— Я объясню тебе, в чем твоя проблема, донья Марина. Ты любишь меня настолько сильно, что не знаешь, как поступить. — Кортес забил трубку. — Ты любишь меня больше еды, больше воды, больше жизни. Ты любишь меня настолько сильно, что от этого даже ненавидишь меня. Твоя страсть слишком сильна, и это не пойдет во благо ни мне, ни тебе, донья Марина. Нужно быть умеренным во всем, как учил Марк Аврелий.
— Донья Марина — это не мое имя. 'Ese no es mi nombre, ninguno de ellos es mi nombre![56]
— Я знаю твое имя. Иди же сюда. Давай я прошепчу тебе его на ушко.
— Нет, я не подойду.
— Сердимся, да? Ты что же, хочешь умереть, умереть этой ночью? Это легко устроить.
Он выхватил кинжал, который всегда держал под рукой. Малинцин отшатнулась. Он притянул ее к себе и страстно шепнул ей на ухо: «Puta, puta»[57]
. Затем он заломил ей руку за спину и прижал другую ее руку к циновке.— Нет! — закричала она.
— Нет? Крикни еще раз, дорогая, и ты увидишься с Франсиско в аду.
Аду сидел на своей циновке, потягивая деревянную трубку.
— Привет, — сказал Альварадо, заглядывая к нему.
— Привет, — ответил Аду.
— Итак, мы добрались до столицы.
— Да.
— Отличный был ужин.
— Да.
— Завтра, как я слышал, мы отправимся смотреть город.
— Хм-м-м-м…
— Жаль беднягу Франсиско.

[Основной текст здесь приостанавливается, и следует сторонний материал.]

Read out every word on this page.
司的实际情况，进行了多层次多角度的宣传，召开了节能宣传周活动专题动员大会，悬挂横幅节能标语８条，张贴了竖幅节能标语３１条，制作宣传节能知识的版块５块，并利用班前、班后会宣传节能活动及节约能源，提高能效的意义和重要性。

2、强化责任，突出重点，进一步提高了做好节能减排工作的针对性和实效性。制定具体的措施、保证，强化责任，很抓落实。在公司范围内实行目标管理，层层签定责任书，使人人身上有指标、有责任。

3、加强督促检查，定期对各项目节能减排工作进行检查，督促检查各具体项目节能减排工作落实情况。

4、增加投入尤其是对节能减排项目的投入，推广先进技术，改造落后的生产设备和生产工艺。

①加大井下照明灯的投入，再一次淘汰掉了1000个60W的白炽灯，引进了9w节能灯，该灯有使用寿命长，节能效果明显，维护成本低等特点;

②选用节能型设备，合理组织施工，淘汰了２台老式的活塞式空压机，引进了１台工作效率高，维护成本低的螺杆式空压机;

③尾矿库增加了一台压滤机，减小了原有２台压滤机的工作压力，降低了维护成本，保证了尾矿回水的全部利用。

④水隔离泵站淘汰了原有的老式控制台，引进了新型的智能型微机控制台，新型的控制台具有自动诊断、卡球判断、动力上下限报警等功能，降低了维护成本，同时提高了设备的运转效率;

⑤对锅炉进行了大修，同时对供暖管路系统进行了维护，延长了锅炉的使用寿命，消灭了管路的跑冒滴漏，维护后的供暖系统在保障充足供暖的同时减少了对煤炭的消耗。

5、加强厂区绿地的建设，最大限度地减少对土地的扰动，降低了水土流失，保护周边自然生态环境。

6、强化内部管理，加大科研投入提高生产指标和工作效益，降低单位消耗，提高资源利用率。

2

Разве можно выходить под палящие лучи солнца без шляпы?
— Да, и жаль Куинтаваля, которого казнили, — добавил Аду.
— Да, жаль Куинтаваля, — Альварадо потупил взгляд. — Дрянное дело было. Некоторые сказали бы, что он получил то, о чем просил.
— А вы, сеньор Альварадо? Что бы вы сказали? ?Y usted, Se~nor Alvarado, qu'e dice usted? О чем вы просите?
Аду взглянул на Альварадо. У того подергивалась нижняя губа и покраснели крылья носа.
— Пожалуй, пойду на циновку, — сказал Альварадо. — Долгий был день.
— Да, долгий.
Отец Ольмедо сидел вместе с Агильяром, читая восьмую молитву дня, посвященную Деве Марии.
— Жаль, что Франсиско мертв, — сказал отец Ольмедо, когда Агильяр закончил молитву.
— Но он же с Господом, правда? Скажите мне, отче, самоубийство — это ведь очень тяжкий грех, не так ли? А отчаяние — не худший ли это из грехов?
— У меня другое мнение на этот счет, Агильяр. Я думаю, что брат Франсиско был мучеником.
— А Папа Римский разделил бы это мнение?
— Не думаю. Но несомненно, Агильяр, наш брат сейчас с Богом, а значит, для него не имеет значения мнение Папы, прелатов, императоров, королей, командиров и кого бы то ни было.
— Вы видели груду черепов, отец Ольмедо?
— Видел, Агильяр. Это ужасно.
Исла чистил ногти острым камнем.
Берналь Диас вносил записи в книгу.
Ботелло, скучавшему по Франсиско, показалось, что он увидел его в небе: он разглядел очертания лица Франсиско в звездах.
Моктецума рано отправился спать. Хотя перед сном он обычно разговаривал с советниками, этим вечером он решил обдумать события дня в одиночестве. Он не знал, был ли человек, которого он повстречал, Кетцалькоатлем, старым богом, жрецом и поэтом, вернувшимся правителем Тулы, или же Кортес — это волшебное создание, порождение злобного бога-шутника, посланное сюда для того, чтобы искушать его. Моктецума уже ни в чем не был уверен. До этого времени его жизнь представляла собой череду предзнаменований, добрых и злых, и каждое событие предвещали звезды, линии полета птиц, особое расположение предметов. Все происходящее содержалось в предсказаниях, а его долг и обязанности обуславливались традицией. Ход года, особые празднества каждого месяца, обычаи — все было предопределено и повторяло традиции предков.
Этот человек, командир Кортес, этот бог, Кетцалькоатль, пусть знамения и предвещали его приход, находился за пределами понимания Моктецумы. Он казался настолько чуждым, что Моктецума не знал, как отвечать ему, кем бы он ни был. Императора не учили отклоняться от заранее предписанного пути. Следовало начинать войны с другими племенами, благочестиво служить богам, править сурово и мудро. Моктецума знал, что бог мог вселиться в любого человека и делать все что угодно. А ведь Моктецуму учили почитать богов. Богов, выходивших за рамки людских представлений. Не учили ли его не оскорблять богов, какую бы форму они ни приняли?